About the Author, Eric Eldon

Eric currently covers digital media technology and business news, especially what's happening on social networks and their platforms. He also writes and edits stories about venture capital, and lots of other stuff, too. He started at VentureBeat in the spring of 2007, half a year or so after Matt Marshall left his reporting job at the San Jose Mercury News to found the site. Eric previously cofounded a startup called Writewith, that was building editorial software for newspapers and other groups of writers. The startup didn't work out, but he learned a lot.

  • Phil
    its called "microblogging"
  • To you it is.
  • Phil
    and about 20 million other people.
  • If they provide a down loadable version that can be setup in an intranet like presently I can see a business. Medium to Large enterprises will never allow their employees to publish what they are working on the web. Here is what I got when I tried to launch Yammer from work:

    .......................... You have been re-directed to this page because you have attempted to access a site which is not approved by XXX.

    Please note the following requirements concerning use of XXX networks and sending of XXX-related communications ..........................

    Why go elsewhere, would you honestly sign in to yammer and post what you are working on and not be worried about leaking the hottest news you are about to cover?
  • pgkiran, that's what identi.ca (and i'm sure others) are working on.
  • Intel is experimenting with laconi.ca (the open-source project behind identi.ca) for internal micro-blogging
  • I know many companies have their own propietary version of this... it would be useful indeed.. but here's what I think:

    1) Forget about having users invite other users in the same company. Go out there and pitch this to big companies and sell it to them. And as pg said, it must be private as well. Start with talking to startup founders and expand from there. People do want this.

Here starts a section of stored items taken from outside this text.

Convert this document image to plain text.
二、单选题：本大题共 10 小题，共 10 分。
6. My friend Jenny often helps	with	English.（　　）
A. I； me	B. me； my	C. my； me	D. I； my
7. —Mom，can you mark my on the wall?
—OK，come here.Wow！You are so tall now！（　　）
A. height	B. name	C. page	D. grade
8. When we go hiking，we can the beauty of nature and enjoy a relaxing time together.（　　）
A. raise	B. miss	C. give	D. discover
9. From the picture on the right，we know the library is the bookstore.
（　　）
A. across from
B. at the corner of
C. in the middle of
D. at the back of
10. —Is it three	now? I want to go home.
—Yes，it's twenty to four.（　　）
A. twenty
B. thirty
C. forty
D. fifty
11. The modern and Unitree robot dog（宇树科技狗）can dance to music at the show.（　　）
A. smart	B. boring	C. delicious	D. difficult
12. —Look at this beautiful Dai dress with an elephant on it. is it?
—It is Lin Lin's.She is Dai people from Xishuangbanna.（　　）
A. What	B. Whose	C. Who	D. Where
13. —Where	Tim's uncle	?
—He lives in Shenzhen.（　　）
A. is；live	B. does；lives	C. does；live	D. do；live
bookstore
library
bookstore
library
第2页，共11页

    2) A tool like this saves time.. and money because it's like a virtual conference call with updates happening live in your screen... It's perfect for finding out issues with connecting to a production database, or a server issue plaguing everyone.. ppl could put in updates as they see it.. one person could say 'oh.. this is working right now', another could say 'oh snap, I notice this isn't working'. You could check in minutes later to check what the update is... instead of calling tech support or the database administrator.. plus sometimes in a big company, someone else u didn't know could've gave you the answer you wanted.

    But once again, you must try to sell this to companies, and not expect it to grow virally.